Distilled from the 41-iteration minimax-m27-explore autonomous-loop campaign at ~/own/amonic/minimax/:

  • 40 verified hands-on pattern docs (api-patterns/*.md)
  • 1 quirks consolidation (quirks/CLAUDE.md — iter-11)
  • 1 retrospective (RETROSPECTIVE.md — iter-42)
  • 1 OPS tool with launchd plist (bin/minimax-check-upgrade + config/plists/)
  • ~50 API response fixtures
  • ~155 Non-Obvious Learnings, 35 critical findings, 11 documented failure modes, 4 error code families, 6 compat envelope categories

Campaign verified against MiniMax-M2.7-highspeed between 2026-04-28 and 2026-04-29. Re-verify against new model versions via mise run minimax:check-upgrade.

Post-Execution Reflection

  1. Locate yourself. — Confirm this SKILL.md is the canonical file before any edit.
  2. What failed? — A wiring snippet stopped working, a parameter that was reported "silently dropped" now succeeds, or a base_resp.status_code mapping changed.
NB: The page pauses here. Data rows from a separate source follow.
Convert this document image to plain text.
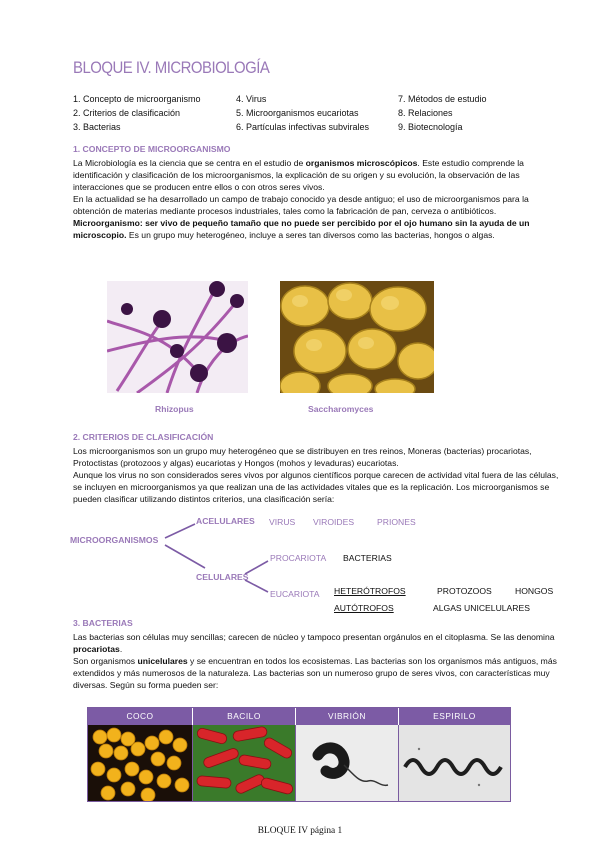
BLOQUE IV. MICROBIOLOGÍA
1. Concepto de microorganismo
2. Criterios de clasificación
3. Bacterias
4. Virus
5. Microorganismos eucariotas
6. Partículas infectivas subvirales
7. Métodos de estudio
8. Relaciones
9. Biotecnología
1. CONCEPTO DE MICROORGANISMO

La Microbiología es la ciencia que se centra en el estudio de organismos microscópicos. Este estudio comprende la identificación y clasificación de los microorganismos, la explicación de su origen y su evolución, la observación de las interacciones que se producen entre ellos o con otros seres vivos.

En la actualidad se ha desarrollado un campo de trabajo conocido ya desde antiguo; el uso de microorganismos para la obtención de materias mediante procesos industriales, tales como la fabricación de pan, cerveza o antibióticos.

Microorganismo: ser vivo de pequeño tamaño que no puede ser percibido por el ojo humano sin la ayuda de un microscopio. Es un grupo muy heterogéneo, incluye a seres tan diversos como las bacterias, hongos o algas.

Rhizopus	Saccharomyces
2. CRITERIOS DE CLASIFICACIÓN

Los microorganismos son un grupo muy heterogéneo que se distribuyen en tres reinos, Moneras (bacterias) procariotas, Protoctistas (protozoos y algas) eucariotas y Hongos (mohos y levaduras) eucariotas.

Aunque los virus no son considerados seres vivos por algunos científicos porque carecen de actividad vital fuera de las células, se incluyen en microorganismos ya que realizan una de las actividades vitales que es la replicación. Los microorganismos se pueden clasificar utilizando distintos criterios, una clasificación sería:

MICROORGANISMOS
ACELULARES VIRUS VIROIDES	PRIONES
PROCARIOTA BACTERIAS
CELULARES
EUCARIOTA HETERÓTROFOS	PROTOZOOS	HONGOS
AUTÓTROFOS	ALGAS UNICELULARES
3. BACTERIAS

Las bacterias son células muy sencillas; carecen de núcleo y tampoco presentan orgánulos en el citoplasma. Se las denomina procariotas.

Son organismos unicelulares y se encuentran en todos los ecosistemas. Las bacterias son los organismos más antiguos, más extendidos y más numerosos de la naturaleza. Las bacterias son un numeroso grupo de seres vivos, con características muy diversas. Según su forma pueden ser:

COCO	BACILO	VIBRIÓN	ESPIRILO
BLOQUE IV página 1
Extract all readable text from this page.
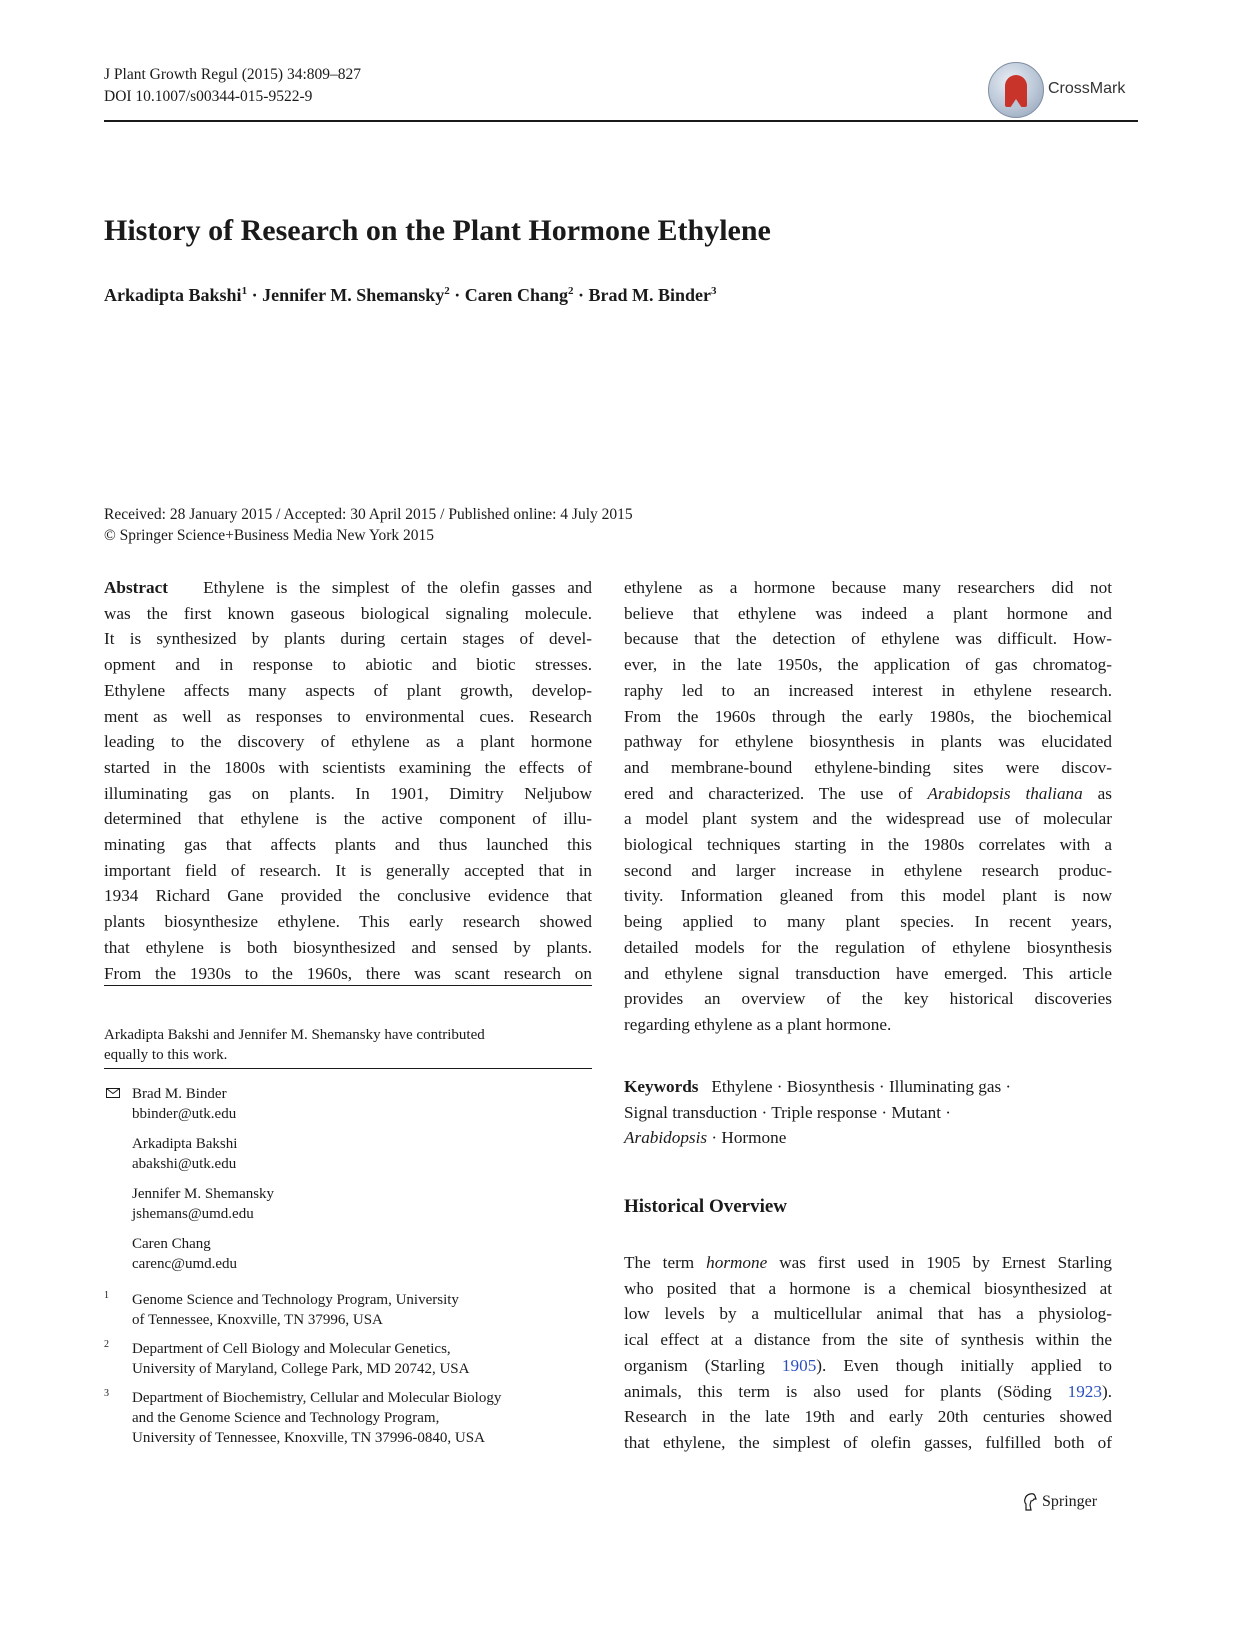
J Plant Growth Regul (2015) 34:809–827
DOI 10.1007/s00344-015-9522-9	CrossMark
History of Research on the Plant Hormone Ethylene
Arkadipta Bakshi$^1$ · Jennifer M. Shemansky$^2$ · Caren Chang$^2$ · Brad M. Binder$^3$
Received: 28 January 2015 / Accepted: 30 April 2015 / Published online: 4 July 2015
© Springer Science+Business Media New York 2015
Abstract Ethylene is the simplest of the olefin gasses and
was the first known gaseous biological signaling molecule.
It is synthesized by plants during certain stages of devel-
opment and in response to abiotic and biotic stresses.
Ethylene affects many aspects of plant growth, develop-
ment as well as responses to environmental cues. Research
leading to the discovery of ethylene as a plant hormone
started in the 1800s with scientists examining the effects of
illuminating gas on plants. In 1901, Dimitry Neljubow
determined that ethylene is the active component of illu-
minating gas that affects plants and thus launched this
important field of research. It is generally accepted that in
1934 Richard Gane provided the conclusive evidence that
plants biosynthesize ethylene. This early research showed
that ethylene is both biosynthesized and sensed by plants.
From the 1930s to the 1960s, there was scant research on
Arkadipta Bakshi and Jennifer M. Shemansky have contributed
equally to this work.
Brad M. Binder
bbinder@utk.edu
Arkadipta Bakshi
abakshi@utk.edu
Jennifer M. Shemansky
jshemans@umd.edu
Caren Chang
carenc@umd.edu
1 Genome Science and Technology Program, University
of Tennessee, Knoxville, TN 37996, USA
2 Department of Cell Biology and Molecular Genetics,
University of Maryland, College Park, MD 20742, USA
3 Department of Biochemistry, Cellular and Molecular Biology
and the Genome Science and Technology Program,
University of Tennessee, Knoxville, TN 37996-0840, USA
ethylene as a hormone because many researchers did not
believe that ethylene was indeed a plant hormone and
because that the detection of ethylene was difficult. How-
ever, in the late 1950s, the application of gas chromatog-
raphy led to an increased interest in ethylene research.
From the 1960s through the early 1980s, the biochemical
pathway for ethylene biosynthesis in plants was elucidated
and membrane-bound ethylene-binding sites were discov-
ered and characterized. The use of Arabidopsis thaliana as
a model plant system and the widespread use of molecular
biological techniques starting in the 1980s correlates with a
second and larger increase in ethylene research produc-
tivity. Information gleaned from this model plant is now
being applied to many plant species. In recent years,
detailed models for the regulation of ethylene biosynthesis
and ethylene signal transduction have emerged. This article
provides an overview of the key historical discoveries
regarding ethylene as a plant hormone.
Keywords Ethylene · Biosynthesis · Illuminating gas ·
Signal transduction · Triple response · Mutant ·
Arabidopsis · Hormone
Historical Overview
The term hormone was first used in 1905 by Ernest Starling
who posited that a hormone is a chemical biosynthesized at
low levels by a multicellular animal that has a physiolog-
ical effect at a distance from the site of synthesis within the
organism (Starling 1905). Even though initially applied to
animals, this term is also used for plants (Söding 1923).
Research in the late 19th and early 20th centuries showed
that ethylene, the simplest of olefin gasses, fulfilled both of
Springer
Update the affected pattern doc + the table here so the next reader doesn't repeat the failure.
  3. What drifted?mise run minimax:check-upgrade flagged a new model version, the OpenAI-compat envelope changed shape, or rate-limit / cache_control semantics shifted. Update the locked-snapshot pointer and the impacted sections.
  4. Log it. — Append a dated line under "Provenance" (or a new "Evolution log" section) with trigger + fix + evidence so future iters can audit drift.